The upside to life during the pandemic for some teens is that they got much-needed time away from a competitive world of always having to be “on.”
“A kid could stay in and play a board game with their family or watch 16 episodes of Grey’s Anatomy on a Friday night without feeling like a loser because of what they weren’t posting on their Snap story,” he says. “Many kids got to step back and ask themselves if they really liked the path they were on, or if they were just doing it because that was what was expected by their friends.”
While stories like this do not negate the real mental health and emotional struggles many teens are enduring, Maigler says he remains optimistic that this generation will ultimately recover.

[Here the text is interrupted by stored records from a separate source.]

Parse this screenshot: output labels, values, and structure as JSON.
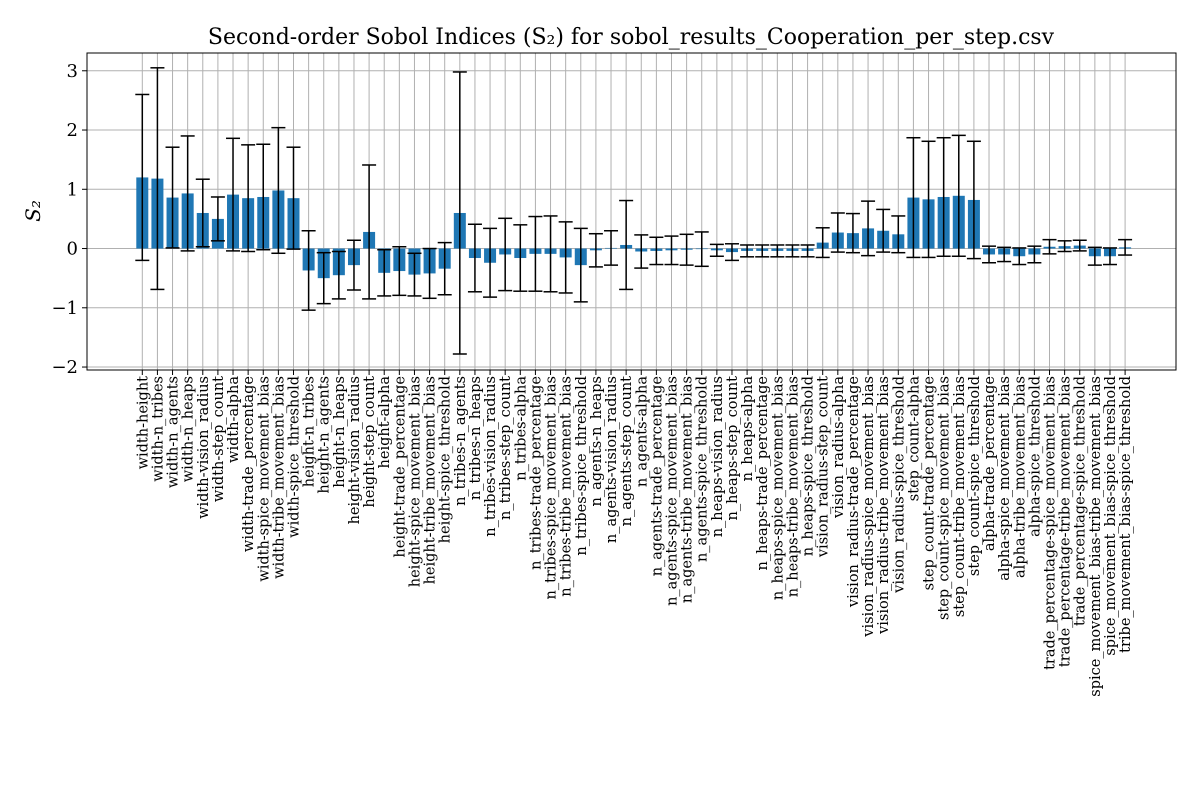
{
  "chart_data": {
    "type": "bar",
    "title": "Second-order Sobol Indices (S₂) for sobol_results_Cooperation_per_step.csv",
    "xlabel": "",
    "ylabel": "S₂",
    "ylim": [
      -2.05,
      3.3
    ],
    "yticks": [
      -2,
      -1,
      0,
      1,
      2,
      3
    ],
    "ytick_labels": [
      "−2",
      "−1",
      "0",
      "1",
      "2",
      "3"
    ],
    "grid": true,
    "error_bars": true,
    "bar_color": "#1f77b4",
    "categories": [
      "width-height",
      "width-n_tribes",
      "width-n_agents",
      "width-n_heaps",
      "width-vision_radius",
      "width-step_count",
      "width-alpha",
      "width-trade_percentage",
      "width-spice_movement_bias",
      "width-tribe_movement_bias",
      "width-spice_threshold",
      "height-n_tribes",
      "height-n_agents",
      "height-n_heaps",
      "height-vision_radius",
      "height-step_count",
      "height-alpha",
      "height-trade_percentage",
      "height-spice_movement_bias",
      "height-tribe_movement_bias",
      "height-spice_threshold",
      "n_tribes-n_agents",
      "n_tribes-n_heaps",
      "n_tribes-vision_radius",
      "n_tribes-step_count",
      "n_tribes-alpha",
      "n_tribes-trade_percentage",
      "n_tribes-spice_movement_bias",
      "n_tribes-tribe_movement_bias",
      "n_tribes-spice_threshold",
      "n_agents-n_heaps",
      "n_agents-vision_radius",
      "n_agents-step_count",
      "n_agents-alpha",
      "n_agents-trade_percentage",
      "n_agents-spice_movement_bias",
      "n_agents-tribe_movement_bias",
      "n_agents-spice_threshold",
      "n_heaps-vision_radius",
      "n_heaps-step_count",
      "n_heaps-alpha",
      "n_heaps-trade_percentage",
      "n_heaps-spice_movement_bias",
      "n_heaps-tribe_movement_bias",
      "n_heaps-spice_threshold",
      "vision_radius-step_count",
      "vision_radius-alpha",
      "vision_radius-trade_percentage",
      "vision_radius-spice_movement_bias",
      "vision_radius-tribe_movement_bias",
      "vision_radius-spice_threshold",
      "step_count-alpha",
      "step_count-trade_percentage",
      "step_count-spice_movement_bias",
      "step_count-tribe_movement_bias",
      "step_count-spice_threshold",
      "alpha-trade_percentage",
      "alpha-spice_movement_bias",
      "alpha-tribe_movement_bias",
      "alpha-spice_threshold",
      "trade_percentage-spice_movement_bias",
      "trade_percentage-tribe_movement_bias",
      "trade_percentage-spice_threshold",
      "spice_movement_bias-tribe_movement_bias",
      "spice_movement_bias-spice_threshold",
      "tribe_movement_bias-spice_threshold"
    ],
    "values": [
      1.2,
      1.18,
      0.86,
      0.93,
      0.6,
      0.5,
      0.91,
      0.85,
      0.87,
      0.98,
      0.85,
      -0.37,
      -0.5,
      -0.45,
      -0.28,
      0.28,
      -0.41,
      -0.38,
      -0.44,
      -0.42,
      -0.34,
      0.6,
      -0.16,
      -0.24,
      -0.1,
      -0.16,
      -0.09,
      -0.09,
      -0.15,
      -0.28,
      -0.03,
      0.01,
      0.06,
      -0.05,
      -0.04,
      -0.03,
      -0.02,
      -0.01,
      -0.03,
      -0.06,
      -0.04,
      -0.04,
      -0.04,
      -0.04,
      -0.04,
      0.1,
      0.27,
      0.26,
      0.34,
      0.3,
      0.24,
      0.86,
      0.83,
      0.87,
      0.89,
      0.82,
      -0.1,
      -0.1,
      -0.13,
      -0.1,
      0.03,
      0.04,
      0.05,
      -0.13,
      -0.13,
      0.02
    ],
    "errors": [
      1.4,
      1.87,
      0.85,
      0.97,
      0.57,
      0.37,
      0.95,
      0.9,
      0.89,
      1.06,
      0.86,
      0.67,
      0.43,
      0.4,
      0.42,
      1.13,
      0.39,
      0.41,
      0.36,
      0.42,
      0.44,
      2.38,
      0.57,
      0.58,
      0.61,
      0.56,
      0.63,
      0.64,
      0.6,
      0.62,
      0.28,
      0.29,
      0.75,
      0.28,
      0.23,
      0.24,
      0.26,
      0.29,
      0.1,
      0.14,
      0.1,
      0.1,
      0.1,
      0.1,
      0.1,
      0.25,
      0.33,
      0.33,
      0.46,
      0.36,
      0.31,
      1.01,
      0.98,
      1.0,
      1.02,
      0.99,
      0.14,
      0.12,
      0.14,
      0.14,
      0.12,
      0.09,
      0.09,
      0.15,
      0.14,
      0.13
    ]
  }
}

“Kids are remarkably resilient and once they can get back to a ‘normal’ life, I think they will roll with it faster than most adults could imagine,” he adds. “I think one of the biggest challenges is for the students who are going off to a college in the fall that they never even had a chance to visit. A bigger and more universal challenge though will be how do kids let themselves grieve for the year that they lost without losing more time or conversely trying to jam a year’s worth of experiences into a summer?”
As we begin to emerge from this pandemic, losses tolled and dreams deferred, Maigler says his hope is that teens and society in general will appreciate the small things in ways they never could have before.
“There are so many kids I can’t wait to meet in person,” he adds. “I hope and pray that this time did not steal the chance for a connection that I may never get again.”